Unfortunately, one negative about this 2007 Impala is that it tends not to hold alignment well and it has to be re-aligned about every 12 to 24 months depending of whether or not some idiot with their attention on a cell phone has run me into a curb or not to avoid a head-on collision. If I were doing lots of highway driving I’m sure it would go notably farther between alignments but, again, 95% of my driving is short trips with lots of stops in one loop of errands, local streets, potholes, etc. As a result, I follow servicing guidelines for “severe” use of the car as well as making a point of taking it out for a good run on the interstate about once a month.
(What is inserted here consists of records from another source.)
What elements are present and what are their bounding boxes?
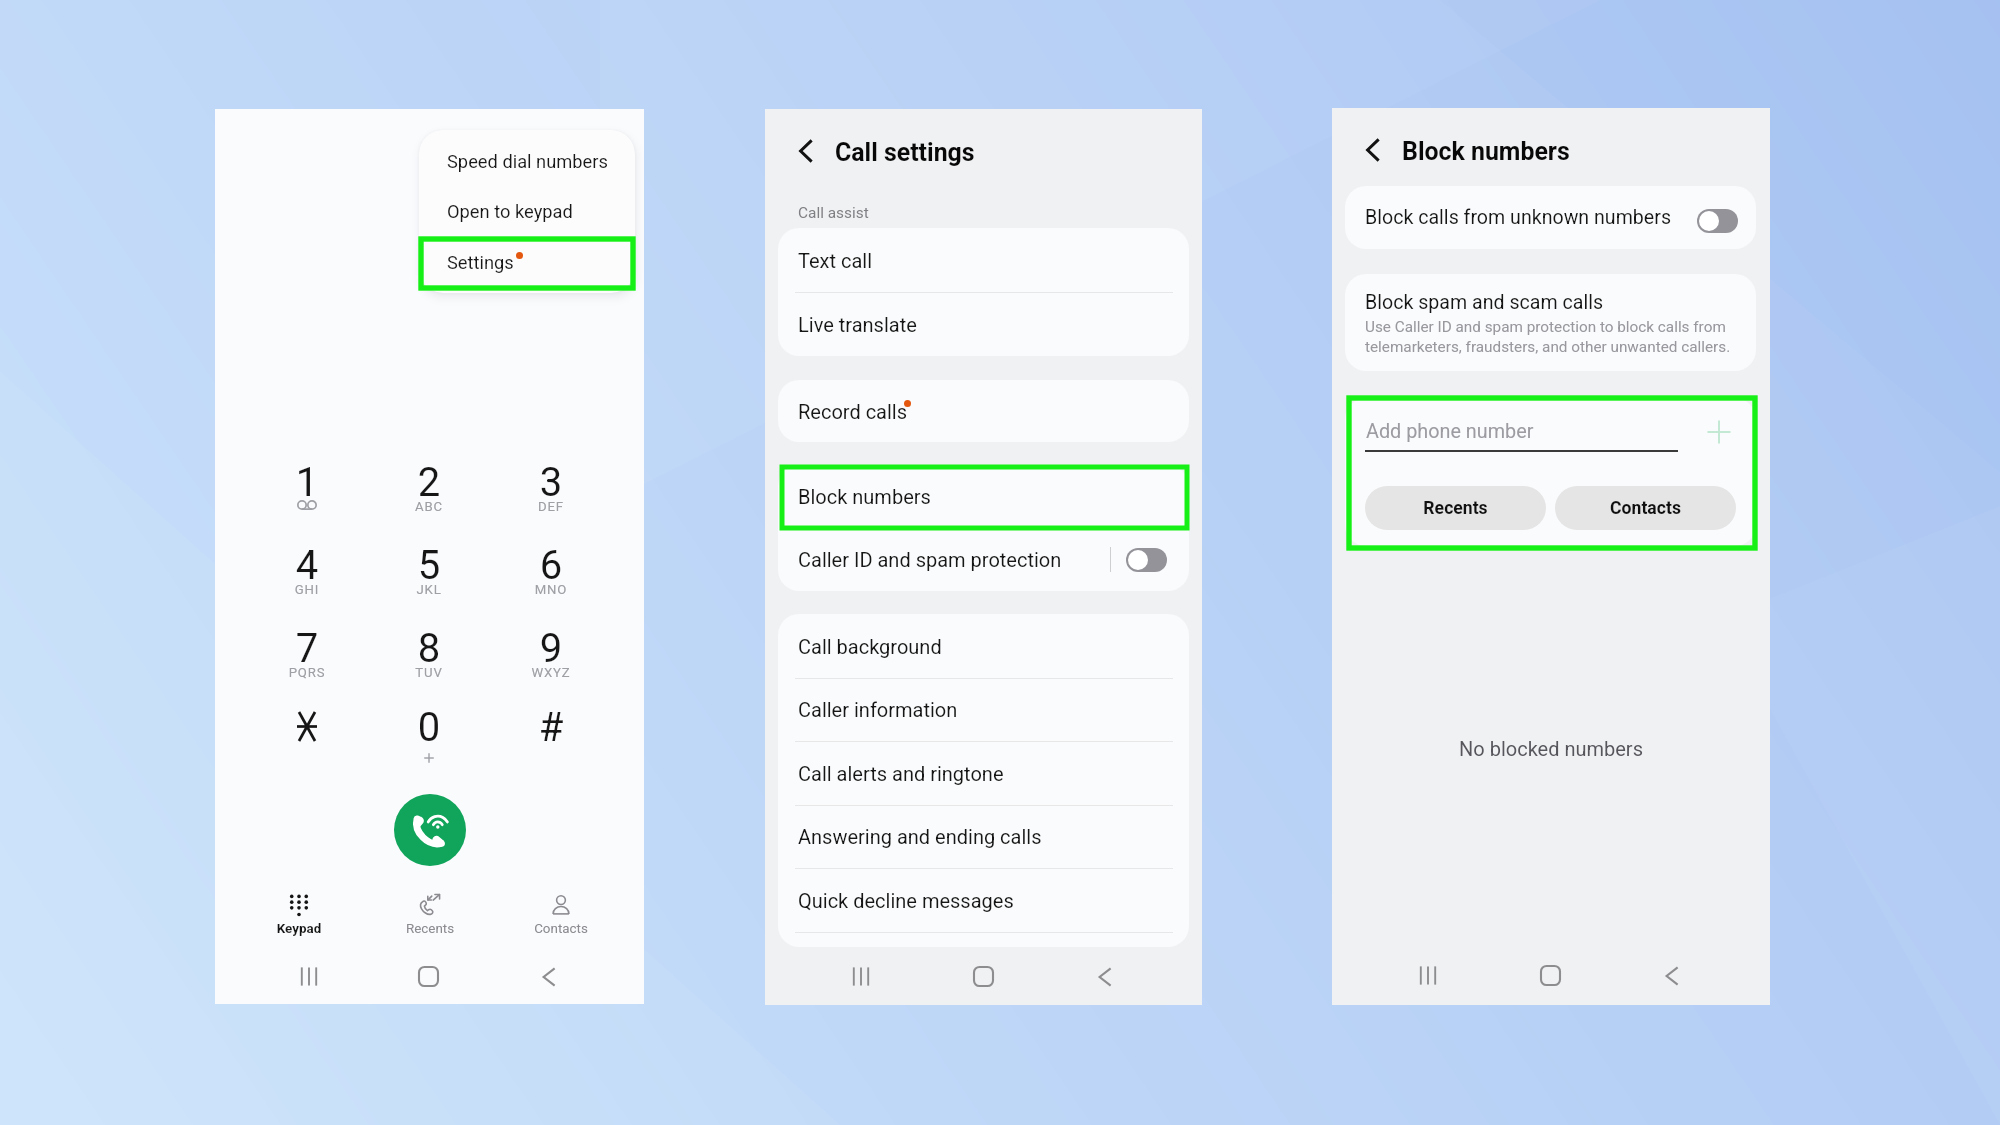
button[interactable]: Block numbers xyxy=(778,465,1189,528)
button[interactable]: Dial 0 xyxy=(373,688,485,764)
staticText: Open to keypad xyxy=(447,201,573,222)
button[interactable]: Dial 3 xyxy=(495,443,607,519)
button[interactable]: Dial 7 xyxy=(251,609,363,685)
button[interactable]: Keypad xyxy=(239,881,359,939)
button[interactable]: Record calls xyxy=(778,380,1189,442)
staticText: 0 xyxy=(384,704,474,751)
button[interactable]: Settings xyxy=(419,230,635,292)
staticText: 2 xyxy=(384,459,474,506)
button[interactable]: Text call xyxy=(778,228,1189,292)
staticText: Add phone number xyxy=(1366,420,1534,443)
staticText: 9 xyxy=(506,625,596,672)
button[interactable]: Caller information xyxy=(778,678,1189,742)
button[interactable]: Dial 5 xyxy=(373,526,485,602)
button[interactable]: Dial 9 xyxy=(495,609,607,685)
staticText: Caller ID and spam protection xyxy=(798,548,1062,571)
button[interactable]: Add xyxy=(1704,418,1736,450)
staticText: 6 xyxy=(506,542,596,589)
button[interactable]: Live translate xyxy=(778,292,1189,356)
staticText: Call assist xyxy=(798,204,869,222)
button[interactable]: Recent apps xyxy=(282,958,336,1012)
staticText: PQRS xyxy=(262,665,352,680)
staticText: Block calls from unknown numbers xyxy=(1365,206,1671,229)
staticText: 4 xyxy=(262,542,352,589)
staticText: 3 xyxy=(506,459,596,506)
staticText: ABC xyxy=(384,499,474,514)
button[interactable]: Open to keypad xyxy=(419,180,635,230)
button[interactable]: Block calls from unknown numbers xyxy=(1345,186,1756,249)
staticText: Contacts xyxy=(1610,498,1681,519)
staticText: Caller information xyxy=(798,698,958,721)
button[interactable]: Back xyxy=(783,126,841,184)
staticText: 8 xyxy=(384,625,474,672)
staticText: Settings xyxy=(447,252,514,273)
staticText: DEF xyxy=(506,499,596,514)
button[interactable]: Recent apps xyxy=(1401,957,1455,1011)
button[interactable]: Contacts xyxy=(1555,486,1736,530)
button[interactable]: Back xyxy=(522,958,576,1012)
button[interactable]: Dial 1 xyxy=(251,443,363,519)
staticText: Keypad xyxy=(239,921,359,937)
staticText: Recents xyxy=(1423,498,1488,519)
button[interactable]: Toggle xyxy=(1126,548,1167,572)
staticText: Speed dial numbers xyxy=(447,151,608,172)
staticText: Block numbers xyxy=(1402,137,1570,166)
staticText: Call alerts and ringtone xyxy=(798,762,1004,785)
button[interactable]: Dial 6 xyxy=(495,526,607,602)
staticText: GHI xyxy=(262,582,352,597)
button[interactable]: Home xyxy=(956,958,1010,1012)
staticText: Record calls xyxy=(798,400,908,423)
button[interactable]: Dial 4 xyxy=(251,526,363,602)
staticText: JKL xyxy=(384,582,474,597)
button[interactable]: Quick decline messages xyxy=(778,868,1189,932)
button[interactable]: Dial * xyxy=(251,688,363,764)
staticText: Call settings xyxy=(835,138,975,167)
staticText: 1 xyxy=(262,459,352,506)
staticText: MNO xyxy=(506,582,596,597)
staticText: # xyxy=(506,704,596,751)
button[interactable]: Back xyxy=(1078,958,1132,1012)
button[interactable]: Dial # xyxy=(495,688,607,764)
button[interactable]: Dial 2 xyxy=(373,443,485,519)
staticText: Quick decline messages xyxy=(798,889,1014,912)
button[interactable]: Dial 8 xyxy=(373,609,485,685)
button[interactable]: Block spam and scam calls xyxy=(1345,274,1756,371)
staticText: Text call xyxy=(798,249,873,272)
button[interactable]: Recents xyxy=(1365,486,1546,530)
staticText: Recents xyxy=(370,921,490,937)
button[interactable]: Toggle xyxy=(1697,209,1738,233)
staticText: Answering and ending calls xyxy=(798,825,1042,848)
button[interactable]: Answering and ending calls xyxy=(778,805,1189,869)
staticText: TUV xyxy=(384,665,474,680)
staticText: Call background xyxy=(798,635,942,658)
staticText: Use Caller ID and spam protection to blo… xyxy=(1365,318,1735,356)
button[interactable]: Back xyxy=(1645,957,1699,1011)
button[interactable]: Home xyxy=(402,958,456,1012)
button[interactable]: Recents xyxy=(370,881,490,939)
staticText: Contacts xyxy=(501,921,621,937)
button[interactable]: Speed dial numbers xyxy=(419,130,635,180)
button[interactable]: Call xyxy=(394,794,466,866)
button[interactable]: Home xyxy=(1523,957,1577,1011)
staticText: Live translate xyxy=(798,313,917,336)
staticText: Block spam and scam calls xyxy=(1365,291,1604,314)
button[interactable]: Recent apps xyxy=(834,958,888,1012)
button[interactable]: Back xyxy=(1350,125,1408,183)
staticText: 7 xyxy=(262,625,352,672)
staticText: Block numbers xyxy=(798,485,931,508)
button[interactable]: Call background xyxy=(778,614,1189,678)
button[interactable]: Call alerts and ringtone xyxy=(778,741,1189,805)
button[interactable]: Contacts xyxy=(501,881,621,939)
staticText: 5 xyxy=(384,542,474,589)
staticText: No blocked numbers xyxy=(1332,737,1770,760)
button[interactable]: Caller ID and spam protection xyxy=(778,528,1189,591)
staticText: WXYZ xyxy=(506,665,596,680)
Speaking of which, the car just got a good run of almost 800 miles of high speed interstate driving several weeks ago. I drove to a funeral on short notice and then scurried back home ahead of a major ice and snow storm, so ended up driving faster and harder than I have in some time. I’m used to making that particular trip and even fudging a bit on the speed limit but this is the first time in many years that I cranked it up way above the limit and kept rolling with almost no rest stops. Lucky I didn’t get any speeding tickets. The speed limit varied between 65 - 70 mph but I averaged rolling at about 85 mph despite it being a very windy both days of driving. My hands are still hurting from such a drive but I got there in time for the visitation and funeral and beat the ice storm getting back home. The steering wheel is leather wrapped but I may try investing in a pair of driving gloves before the next time I’m making such a long drive.


#10

If you have stabelizer links I would be looking at those. Normally a lifetime item, ie lifetime is over and replacements can come with zirc fittings to allow you to grease them.


#11

@Barkydog Thank you. I’ll ask about that.


#12

It sounds like you are on top of this. But remember that weird noises could be caused by simple things too, like the jack coming loose from its moorings. Whenever a noise problem pops up, good idea to remove everything from inside the car and trunk, including the spare tire and jack, and see if that makes the noise go away.


#13

@GeorgeSanJose – Good idea! Thank you.